Choline from dietary supplements are then converted into different metabolites such as betaine, an oxidation product of free choline, and dimethylglycine (DMG), a metabolite of betaine. Trimethylamine N-oxide (TMAO) is metabolized in the host liver from trimethylamine (TMA), which is, in turn, primarily generated from dietary choline, betaine, L-carnitine, and its metabolite y-butyrobetaine, by the action of gut microbiota.1
TMAO is a waste product of choline metabolism, but it may also be a risk factor and prognostic marker in the development of diseases and outcome of disorders such as cardiovascular disease, renal disease, type II diabetes, colorectal cancer, and neurological disorders.1 A study published in Nutrients1 compared the pharmacokinetics of free choline and of selected choline metabolites from a single dose of phosphatidylcholine present in the branded SuperbaBoost krill oil (from Aker BioMarine; Lysaker, Norway), and choline bitartrate salts. Fish oil was used as placebo.
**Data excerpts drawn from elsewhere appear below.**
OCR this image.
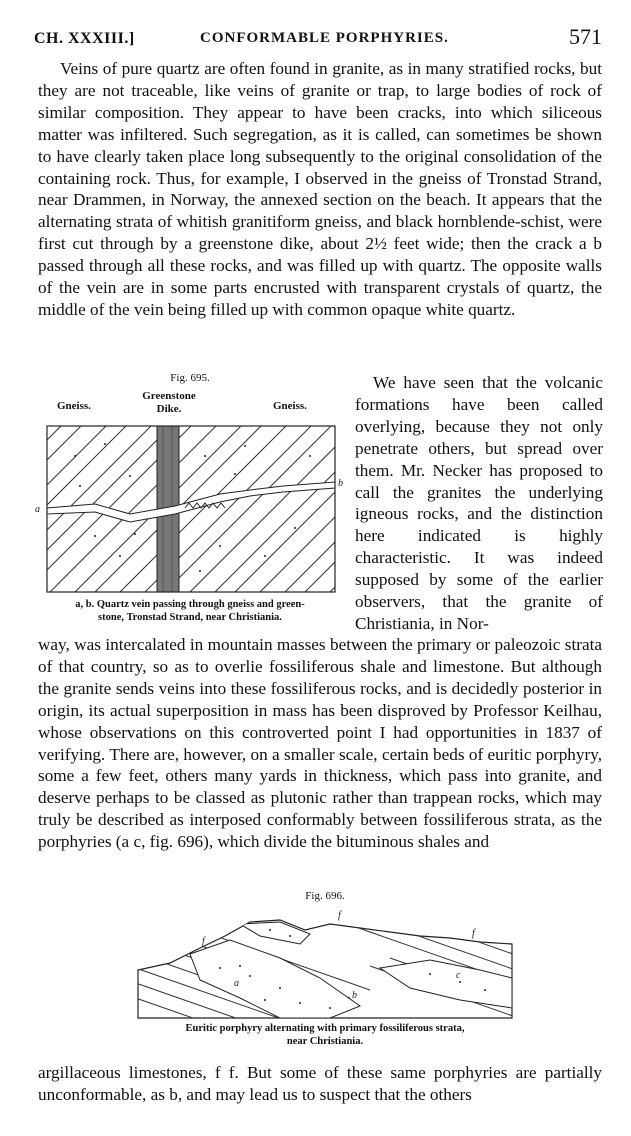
CH. XXXIII.]	CONFORMABLE PORPHYRIES.	571

Veins of pure quartz are often found in granite, as in many stratified rocks, but they are not traceable, like veins of granite or trap, to large bodies of rock of similar composition. They appear to have been cracks, into which siliceous matter was infiltered. Such segregation, as it is called, can sometimes be shown to have clearly taken place long subsequently to the original consolidation of the containing rock. Thus, for example, I observed in the gneiss of Tronstad Strand, near Drammen, in Norway, the annexed section on the beach. It appears that the alternating strata of whitish granitiform gneiss, and black hornblende-schist, were first cut through by a greenstone dike, about 2½ feet wide; then the crack a b passed through all these rocks, and was filled up with quartz. The opposite walls of the vein are in some parts encrusted with transparent crystals of quartz, the middle of the vein being filled up with common opaque white quartz.

Fig. 695.
Gneiss.
Greenstone
Dike.	Gneiss.
a
b
a, b. Quartz vein passing through gneiss and green-
stone, Tronstad Strand, near Christiania.

We have seen that the volcanic formations have been called overlying, because they not only penetrate others, but spread over them. Mr. Necker has proposed to call the granites the underlying igneous rocks, and the distinction here indicated is highly characteristic. It was indeed supposed by some of the earlier observers, that the granite of Christiania, in Nor-

way, was intercalated in mountain masses between the primary or paleozoic strata of that country, so as to overlie fossiliferous shale and limestone. But although the granite sends veins into these fossiliferous rocks, and is decidedly posterior in origin, its actual superposition in mass has been disproved by Professor Keilhau, whose observations on this controverted point I had opportunities in 1837 of verifying. There are, however, on a smaller scale, certain beds of euritic porphyry, some a few feet, others many yards in thickness, which pass into granite, and deserve perhaps to be classed as plutonic rather than trappean rocks, which may truly be described as interposed conformably between fossiliferous strata, as the porphyries (a c, fig. 696), which divide the bituminous shales and

Fig. 696.
a
b
c
f
f
f
Euritic porphyry alternating with primary fossiliferous strata,
near Christiania.

argillaceous limestones, f f. But some of these same porphyries are partially unconformable, as b, and may lead us to suspect that the others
Results showed that both products significantly increased choline concentrations up to the eight-hour time point, compared to placebo. The metabolite betaine also increased significantly for both choline bitartrate and krill oil, compared to placebo, but at its peak at the eight-hour point, concentrations of betaine were significantly higher after krill oil consumptions. Betaine is important for the formation of the essential amino acid methionine.
Concentrations of the metabolite DMG were significantly higher for both choline bitartrate and krill oil, compared to placebo. DMG is a metabolite of betaine that is an important source of the amino acid glycine and methyl groups for biochemical reactions. The study also found that while both choline bitartrate and krill oil significantly increased levels of TMAO, compared to placebo, the concentrations of TMAO following choline bitartrate were about 13 times higher compared to krill oil.
“That is the main finding in the paper is that you get phosphatidylcholine while getting omegas, and you get your choline without feeding bacteria,” said Nils Hoem, chief scientist for Aker BioMarine to Nutritional Outlook. Considering concerns about the effects of TMAO, the study shows that krill oil may be a safer source of choline.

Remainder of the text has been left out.